I envision her driving through the coastal landscape, doing scales, and ask her if she sings all day. “NO! Do you run all day?” she jokingly scoffs. “It’s a muscle! You can’t do that. It needs to recuperate. It needs moisture. It needs silence.”
As she speaks with me, she moves around her home, and tells me about a treasured photograph that lives in her living room. It shows her onstage at Roy Thomson Hall, singing to a packed audience, with the Toronto Symphony behind her. “I’ve been with them through every trajectory of my career,” says Measha, who always knew that working with the TSO was part of her destiny. A child prodigy, her talents were discovered at a very young age, and dreaming of the TSO was something she thought about often while growing up. “I never had any doubt. I was always destined to do what I’m doing. It wasn’t a question of ‘if’, but a question of ‘when’.
It was NYE, in 1999—almost exactly twenty years ago—when Measha made her debut as a soloist, alongside the TSO. Her performance was part of the millenium opera gala. Billed as the ‘up and comer’, she was slated to perform directly after famed tenor, Richard Margison. “Some people would feel as though this was working from a deficit, but I welcomed this opportunity to step into my place as the next iteration. CHALLENGE ACCEPTED!” She stepped onto the stage like she was born ready, and has been wowing audiences ever since.
Her achievements with the TSO span decades, but this is—in fact—her first Christmas concert with them. “We’ve worked really hard to find ways to showcase not just the orchestra, but also the chorus,” says Maesha, who’s especially pumped about the jazz trio within the orchestra. “It’s going to be a wonderful cross-section of all the different styles that are at your disposal at Christmas time.”
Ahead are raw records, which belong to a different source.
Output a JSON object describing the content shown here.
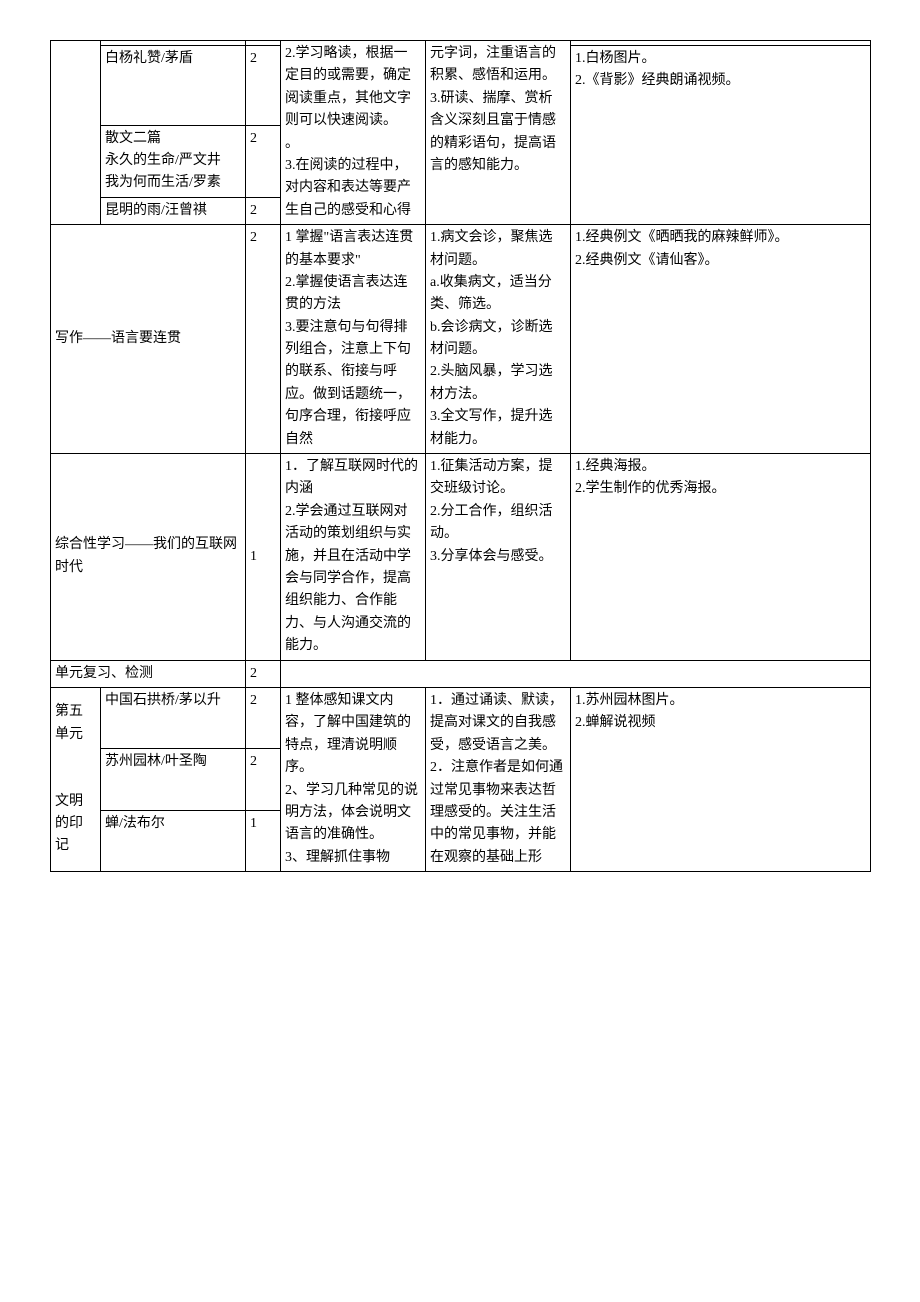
{
  "rows": {
    "r0_col5": "元字词，注重语言的积累、感悟和运用。\n3.研读、揣摩、赏析含义深刻且富于情感的精彩语句，提高语言的感知能力。",
    "r1_col2": "白杨礼赞/茅盾",
    "r1_col3": "2",
    "r1_col4": "2.学习略读，根据一定目的或需要，确定阅读重点，其他文字则可以快速阅读。\n。\n3.在阅读的过程中，对内容和表达等要产生自己的感受和心得",
    "r1_col6": "1.白杨图片。\n2.《背影》经典朗诵视频。",
    "r2_col2": "散文二篇\n永久的生命/严文井\n我为何而生活/罗素",
    "r2_col3": "2",
    "r3_col2": "昆明的雨/汪曾祺",
    "r3_col3": "2",
    "r4_col12": "写作——语言要连贯",
    "r4_col3": "2",
    "r4_col4": "1 掌握\"语言表达连贯的基本要求\"\n2.掌握使语言表达连贯的方法\n3.要注意句与句得排列组合，注意上下句的联系、衔接与呼应。做到话题统一，句序合理，衔接呼应自然",
    "r4_col5": "1.病文会诊，聚焦选材问题。\na.收集病文，适当分类、筛选。\nb.会诊病文，诊断选材问题。\n2.头脑风暴，学习选材方法。\n3.全文写作，提升选材能力。",
    "r4_col6": "1.经典例文《晒晒我的麻辣鲜师》。\n2.经典例文《请仙客》。",
    "r5_col12": "综合性学习——我们的互联网时代",
    "r5_col3": "1",
    "r5_col4": "1．了解互联网时代的内涵\n2.学会通过互联网对活动的策划组织与实施，并且在活动中学会与同学合作，提高组织能力、合作能力、与人沟通交流的能力。",
    "r5_col5": "1.征集活动方案，提交班级讨论。\n2.分工合作，组织活动。\n3.分享体会与感受。",
    "r5_col6": "1.经典海报。\n2.学生制作的优秀海报。",
    "r6_col12": "单元复习、检测",
    "r6_col3": "2",
    "r7_col1": "第五单元\n\n\n文明的印记",
    "r7_col2": "中国石拱桥/茅以升",
    "r7_col3": "2",
    "r7_col4": "1 整体感知课文内容，了解中国建筑的特点，理清说明顺序。\n2、学习几种常见的说明方法，体会说明文语言的准确性。\n3、理解抓住事物",
    "r7_col5": "1．通过诵读、默读，提高对课文的自我感受，感受语言之美。\n2．注意作者是如何通过常见事物来表达哲理感受的。关注生活中的常见事物，并能在观察的基础上形",
    "r7_col6": "1.苏州园林图片。\n2.蝉解说视频",
    "r8_col2": "苏州园林/叶圣陶",
    "r8_col3": "2",
    "r9_col2": "蝉/法布尔",
    "r9_col3": "1"
  }
}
Talking about the Holiday Pops concert alone fuels Measha’s passion—something I can feel on the other side of the phone, some 1795km away. But having survived two open-heart surgeries, no matter how thrilling the material is, Measha needs to keep her cool. “Sometimes I will feel that my heart is beating faster than it should,” she says. “When I’m excited about something, I am also making sure that I’m taking deep breaths. The process of gestially remaining calm, is part of my work.”
42 is a young age to have undergone such intense medical procedures, but Measha views them as part of her journey. “My life is not any different than anyone else’s, I just happen to have been chosen twice, in a very dramatic way.” When I ask Measha about her recovery, she confesses that life is lived much differently than in the past. “Sometimes it’s hour by hour, and sometimes it’s minute by minute. My ambition and desire and energy – I have to try to keep everything as even, despite the fact that life is full of spikey patches.”
Medication aside, her training as a yoga teacher has taught her a lot about breathwork, which has helped immensely. “It’s a concept that I now really have to live out in a conscious way. It’s really physiologically beneficial to me at this point, the concept of keeping my heart rate low.”
While she’s had to slow down, her zest for life is unwavering. Following her performances with the TSO this week, she’ll touchdown in Nova Scotia for Christmas with her family, and then she’s off to France for a NYE concert. Dazzling audiences everywhere with her stunning vocals is what she’s best known for, but Measha is much more than that. She’s a fighter, a survivor, a quirky and eccentric individual who likes to live a big life. “I’m existing in my third quotient of grace,” she says, “and I’m grasping it–with both hands and white knuckles.”